Buenos Aires, the Argentine capital, is home to one of Latin America’s most vibrant venture capital ecosystems. The city and its surrounding area, which topped fDi’s South American States of the Future 2016/17, has a wealth of IT talent. Business confidence has improved dramatically since Mr Macri – who represents the centre-right political coalition Cambiemos – assumed office.

NXTP Labs, for example, is a local accelerator seed fund headed by Ariel Arrieta, which has invested $38.5m in 174 start-ups based throughout Latin America during the past four years. It backs companies in a range of sectors from ad tech, mobile, gaming, media and security.

Its portfolio companies include Satellogic – an ambitious Uruguay-based start-up that is building a constellation of nano-satellites to image any spot on earth every few minutes – and Afluenta, a Buenos Aires-based firm that has become the largest consumer peer-to-peer lending company in Latin America.

“Argentina will go back to being an investment hub now, since it is by far the country with the best entrepreneurs in Latin America,” says Susana Garcia-Robles, principal investment officer at the Multi-Lateral Investment Fund, part of the Inter-American Development Bank, which has invested about $250m in 66 seed and VC funds in the region since 1996.

Of other countries, she adds: “Mexico has been doing very well lately, and Chile and Colombia have very good government support, although their entrepreneurs still need to be more innovative.”

Mexico's diversity

According to Lavca, Mexico accounted for almost half of Latin America’s total VC fund raising in 2015, securing $142m against $44m in 2014. Mexico’s National Institute of the Entrepreneur (Inadem), a government agency, has been one of the main drivers behind the industry’s growth. It has invested in 36 local funds, including LIV Capital, Ignia, ALLVP, Dila Capital, Ideas y Capital and ON Ventures. Amexcap, the Mexican venture capital association, now counts 55 local VC funds among its members.

One interesting contrast between the Mexican and Brazilian start-up scenes is the type of industrial sectors being targeted: 99% of Brazilian investments have been in tech, whereas Mexican funds are also backing the healthcare, energy, retail and real estate industries.
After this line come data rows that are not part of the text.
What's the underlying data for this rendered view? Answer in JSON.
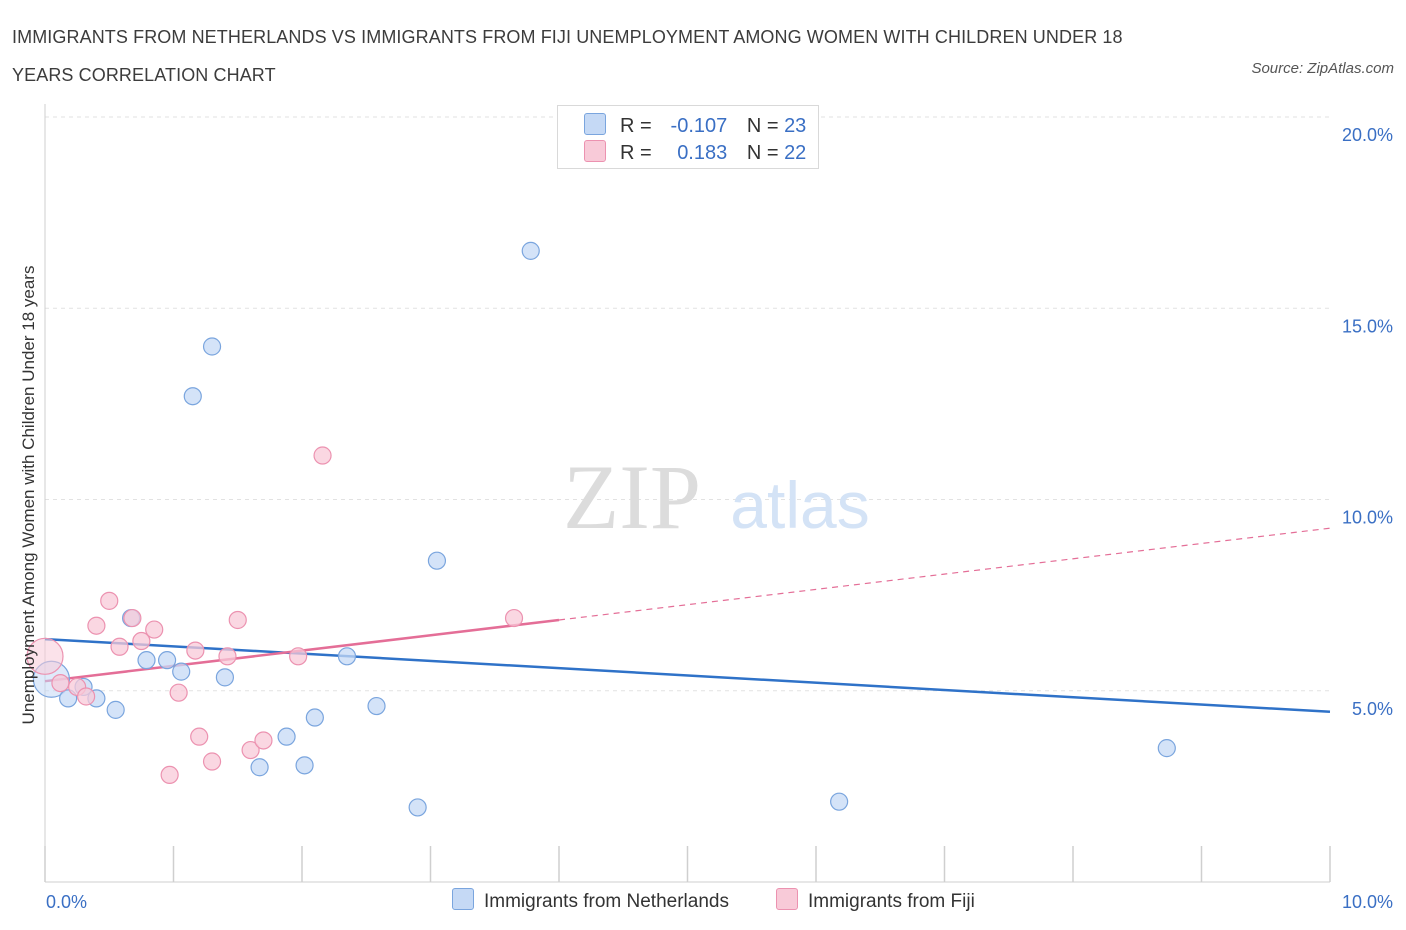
{
  "title": "IMMIGRANTS FROM NETHERLANDS VS IMMIGRANTS FROM FIJI UNEMPLOYMENT AMONG WOMEN WITH CHILDREN UNDER 18 YEARS CORRELATION CHART",
  "source": "Source: ZipAtlas.com",
  "watermark": {
    "zip": "ZIP",
    "atlas": "atlas"
  },
  "colors": {
    "netherlands_fill": "#c5d9f5",
    "netherlands_stroke": "#7aa5de",
    "netherlands_line": "#2f72c8",
    "fiji_fill": "#f8cad8",
    "fiji_stroke": "#ec92b0",
    "fiji_line": "#e46e97",
    "axis_label": "#3a6fc4"
  },
  "legend": {
    "rows": [
      {
        "r_label": "R =",
        "r_value": "-0.107",
        "n_label": "N =",
        "n_value": "23"
      },
      {
        "r_label": "R =",
        "r_value": "0.183",
        "n_label": "N =",
        "n_value": "22"
      }
    ]
  },
  "chart_data": {
    "type": "scatter",
    "xlabel": "",
    "ylabel": "Unemployment Among Women with Children Under 18 years",
    "xlim": [
      0,
      10
    ],
    "ylim": [
      0,
      20
    ],
    "x_tick_labels": [
      "0.0%",
      "10.0%"
    ],
    "y_tick_labels": [
      "5.0%",
      "10.0%",
      "15.0%",
      "20.0%"
    ],
    "y_ticks": [
      5,
      10,
      15,
      20
    ],
    "grid": true,
    "series": [
      {
        "name": "Immigrants from Netherlands",
        "color": "#7aa5de",
        "points": [
          [
            0.05,
            5.3
          ],
          [
            0.18,
            4.8
          ],
          [
            0.3,
            5.1
          ],
          [
            0.4,
            4.8
          ],
          [
            0.55,
            4.5
          ],
          [
            0.67,
            6.9
          ],
          [
            0.79,
            5.8
          ],
          [
            0.95,
            5.8
          ],
          [
            1.06,
            5.5
          ],
          [
            1.15,
            12.7
          ],
          [
            1.3,
            14.0
          ],
          [
            1.4,
            5.35
          ],
          [
            1.67,
            3.0
          ],
          [
            1.88,
            3.8
          ],
          [
            2.02,
            3.05
          ],
          [
            2.1,
            4.3
          ],
          [
            2.35,
            5.9
          ],
          [
            2.58,
            4.6
          ],
          [
            2.9,
            1.95
          ],
          [
            3.05,
            8.4
          ],
          [
            3.78,
            16.5
          ],
          [
            6.18,
            2.1
          ],
          [
            8.73,
            3.5
          ]
        ]
      },
      {
        "name": "Immigrants from Fiji",
        "color": "#ec92b0",
        "points": [
          [
            0.0,
            5.9
          ],
          [
            0.12,
            5.2
          ],
          [
            0.25,
            5.1
          ],
          [
            0.32,
            4.85
          ],
          [
            0.4,
            6.7
          ],
          [
            0.5,
            7.35
          ],
          [
            0.58,
            6.15
          ],
          [
            0.68,
            6.9
          ],
          [
            0.75,
            6.3
          ],
          [
            0.85,
            6.6
          ],
          [
            0.97,
            2.8
          ],
          [
            1.04,
            4.95
          ],
          [
            1.17,
            6.05
          ],
          [
            1.2,
            3.8
          ],
          [
            1.3,
            3.15
          ],
          [
            1.42,
            5.9
          ],
          [
            1.5,
            6.85
          ],
          [
            1.6,
            3.45
          ],
          [
            1.7,
            3.7
          ],
          [
            1.97,
            5.9
          ],
          [
            2.16,
            11.15
          ],
          [
            3.65,
            6.9
          ]
        ]
      }
    ],
    "trend_lines": [
      {
        "series": "Immigrants from Netherlands",
        "x": [
          0,
          10
        ],
        "y": [
          6.35,
          4.45
        ]
      },
      {
        "series": "Immigrants from Fiji",
        "solid_x": [
          0,
          4.0
        ],
        "dashed_x": [
          4.0,
          10
        ],
        "y_at_0": 5.25,
        "slope": 0.4
      }
    ]
  },
  "bottom_legend": [
    {
      "label": "Immigrants from Netherlands"
    },
    {
      "label": "Immigrants from Fiji"
    }
  ]
}
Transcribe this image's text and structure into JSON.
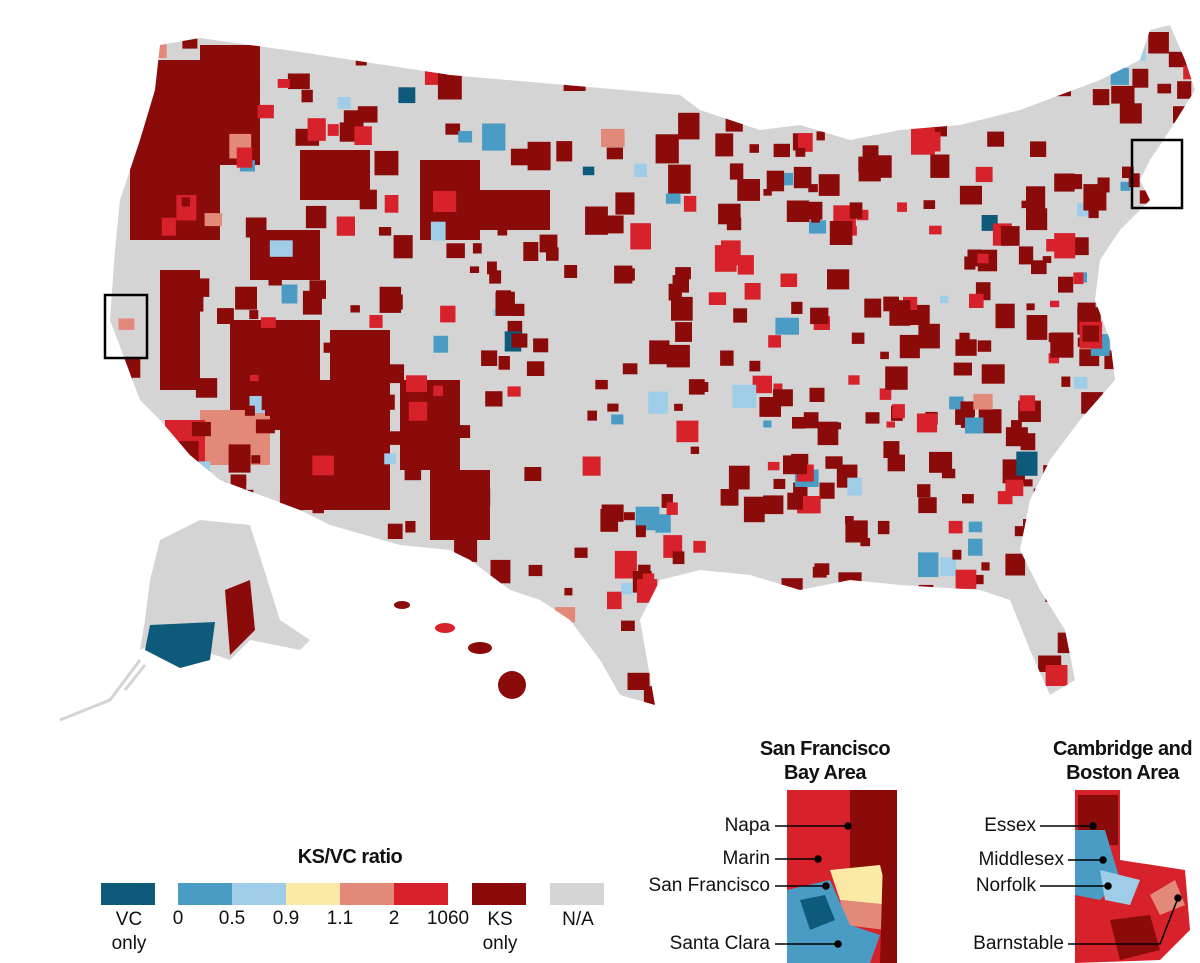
{
  "legend": {
    "title": "KS/VC ratio",
    "ends": [
      {
        "label": "VC only",
        "color": "#0e5a7a"
      },
      {
        "label": "KS only",
        "color": "#8b0a0a"
      },
      {
        "label": "N/A",
        "color": "#d4d4d4"
      }
    ],
    "classes": {
      "colors": [
        "#4a9cc5",
        "#9fcce6",
        "#fbe9a6",
        "#e3897a",
        "#d7222b"
      ],
      "breaks": [
        0,
        0.5,
        0.9,
        1.1,
        2,
        1060
      ]
    }
  },
  "insets": [
    {
      "title": "San Francisco Bay Area",
      "labels": [
        "Napa",
        "Marin",
        "San Francisco",
        "Santa Clara"
      ]
    },
    {
      "title": "Cambridge and Boston Area",
      "labels": [
        "Essex",
        "Middlesex",
        "Norfolk",
        "Barnstable"
      ]
    }
  ]
}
“Brazil has tended to have quite a closed economy,” says Hernán Fernández, managing partner at Angel Investors, one of Mexico’s biggest VC managers. “Perhaps for language and cultural reasons, it has been hard for Brazilian start-ups to scale up outside their country. Meanwhile, Mexico has a much more open economy, is a member of the North American Free Trade Agreement, and is one of the leading member states of the Pacific Alliance [trade bloc]. There is a feeling that if you set up in Mexico, you can go on to conquer the rest of the region.”

A mature industry?

Since 2010, a number of start-up incubators (funded by national or regional governments) have been set up in Latin America, including Start Up Brasil, based in São Paulo; Celta in Florianópolis in southern Brazil; Ruta N in Medellín in Colombia; and Start Up Chile in Santiago.

Some follow the Y combinator model, a highly successful US seed accelerator programme, while all of them focus on providing mentorship, networks and business strategy advice, as well as providing initial funding.

“Something that we are noticing at our incubator is that the average age of the entrepreneurs that we are backing is getting older,” says Tadashi Takaoka, director of early investment at Corfo, the Chilean economic development agency that runs Start Up Chile. “They tend to be more insightful people, with greater experience in the business world. This could be their third or fourth attempt at establishing a start-up. I think that indicates that the start-up ecosystem is becoming more mature.”